Ronald St. Clair seeks review of the trial court's final judgment of foreclosure in favor of U.S. Bank. Because the trial court erred in finding that U.S. Bank demonstrated it had standing to foreclose, we reverse.
After St. Clair defaulted on a loan issued by original mortgagor Lenders Direct Capital Corporation, U.S. Bank brought foreclosure proceedings. St. Clair defended, alleging that U.S. Bank failed to prove standing. Although U.S. Bank maintained that the mortgage and note were sold to it by Lenders Direct, neither document had been indorsed. Despite the lack of indorsements, the mortgage and note were placed in a trust with U.S. Bank as the trustee and the loan was serviced by Specialized Loan Servicing (SLS). Based on these facts, U.S. Bank asserted that it had the rights of a holder as a “nonholder in possession” of the documents. At a nonjury trial, U.S. Bank relied on a pooling service agreement, a default notice letter, and a fee payment schedule to show that it had standing to foreclose. Agreeing with this argument, the trial court ruled in favor of U.S. Bank and this appeal followed.

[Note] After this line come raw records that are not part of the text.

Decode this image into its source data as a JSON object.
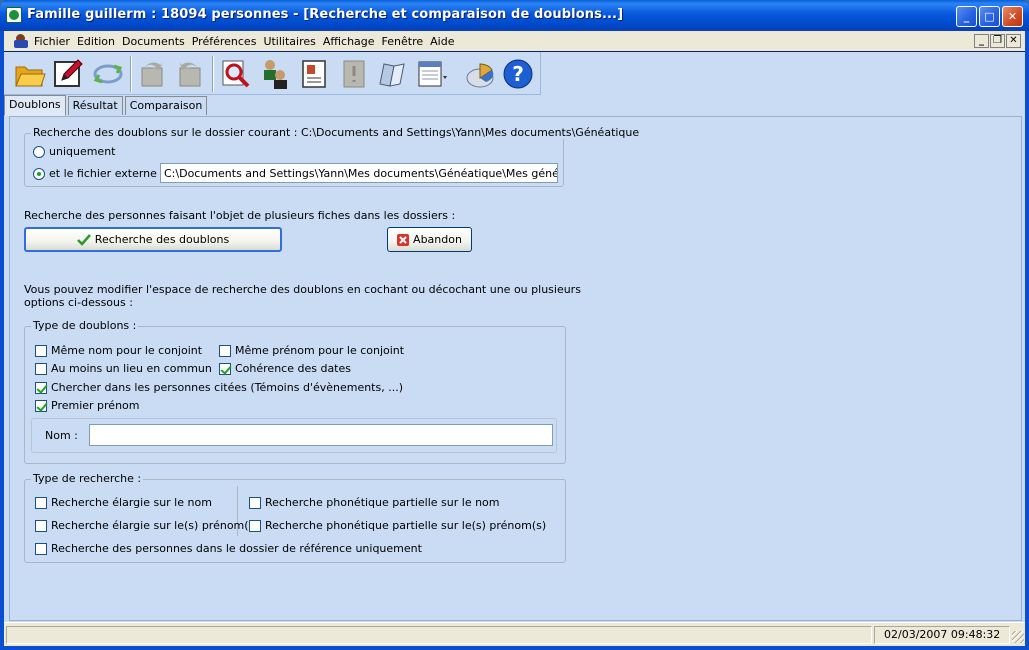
{
  "window": {
    "title": "Famille guillerm : 18094 personnes - [Recherche et comparaison de doublons...]",
    "controls": {
      "minimize": "_",
      "maximize": "□",
      "close": "✕"
    }
  },
  "menu": {
    "items": [
      "Fichier",
      "Edition",
      "Documents",
      "Préférences",
      "Utilitaires",
      "Affichage",
      "Fenêtre",
      "Aide"
    ],
    "mdi": {
      "minimize": "_",
      "restore": "❐",
      "close": "✕"
    }
  },
  "toolbar": {
    "icons": [
      "open-folder-icon",
      "edit-icon",
      "sync-icon",
      "undo-icon",
      "redo-icon",
      "search-icon",
      "persons-tree-icon",
      "record-card-icon",
      "document-icon",
      "book-icon",
      "report-icon",
      "chart-icon",
      "help-icon"
    ]
  },
  "tabs": [
    {
      "label": "Doublons",
      "active": true
    },
    {
      "label": "Résultat",
      "active": false
    },
    {
      "label": "Comparaison",
      "active": false
    }
  ],
  "current_folder": {
    "legend": "Recherche des doublons sur le dossier courant : C:\\Documents and Settings\\Yann\\Mes documents\\Généatique",
    "option_only": "uniquement",
    "option_external": "et le fichier externe :",
    "external_path": "C:\\Documents and Settings\\Yann\\Mes documents\\Généatique\\Mes généalogies\\"
  },
  "search": {
    "intro": "Recherche des personnes faisant l'objet de plusieurs fiches dans les dossiers :",
    "search_button": "Recherche des doublons",
    "abort_button": "Abandon"
  },
  "note": {
    "line1": "Vous pouvez modifier l'espace de recherche des doublons en cochant ou décochant une ou plusieurs",
    "line2": "options ci-dessous :"
  },
  "duplicate_type": {
    "legend": "Type de doublons :",
    "same_name_spouse": "Même nom pour le conjoint",
    "same_firstname_spouse": "Même prénom pour le conjoint",
    "common_place": "Au moins un lieu en commun",
    "date_consistency": "Cohérence des dates",
    "cited_persons": "Chercher dans les personnes citées (Témoins d'évènements, ...)",
    "first_firstname": "Premier prénom",
    "name_label": "Nom :",
    "name_value": ""
  },
  "search_type": {
    "legend": "Type de recherche :",
    "broad_name": "Recherche élargie sur le nom",
    "phonetic_name": "Recherche phonétique partielle sur le nom",
    "broad_firstnames": "Recherche élargie sur le(s) prénom(s)",
    "phonetic_firstnames": "Recherche phonétique partielle sur le(s) prénom(s)",
    "reference_only": "Recherche des personnes dans le dossier de référence uniquement"
  },
  "status": {
    "datetime": "02/03/2007 09:48:32"
  }
}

Under section 673.3011, Florida Statutes (2014), a person entitled to enforce a negotiable instrument must be either: (1) the holder of the instrument, (2) a “nonholder in possession of the instrument who has the rights of a holder,” or (3) a person not in possession but who has the right to enforce a lost, destroyed, or stolen instrument or an instrument paid by mistake. A holder is a person in possession of the negotiable instrument that is payable either to bearer or to the holder. § 671.201(21)(a), Fla. Stat. (2014). A person in possession of the instrument but who is not the original lender can still be a holder, but only if the instrument bears a special indorsement in his or her favor or a blank indorsement. See McLean v. JP Morgan Chase Bank Nat'l Ass'n, 79 So.3d 170, 173 (Fla. 4th DCA 2012). Absent a special or blank indorsement, “the mere delivery of a note and mortgage, with intention to pass the title, upon a proper consideration, will vest the equitable interest in the person to whom it is so delivered.” Seffar v. Residential Credit Solutions, Inc., 160 So.3d 122, 125 (Fla. 4th DCA 2015) (quoting McLean, 79 So.3d at 173). However, possession of the instrument alone is an insufficient basis to prove standing to foreclose. See Murray v. HSBC Bank USA, 157 So.3d 355, 358 (Fla. 4th DCA 2015). The person trying to enforce the instrument must demonstrate that he or she had standing as of the time the complaint is filed. McLean, 79 So.3d at 173. This court reviews issues of standing in foreclosure cases using the de novo standard of review. Boyd v. Wells Fargo Bank, N.A., 143 So.3d 1128, 1129 (Fla. 4th DCA 2014).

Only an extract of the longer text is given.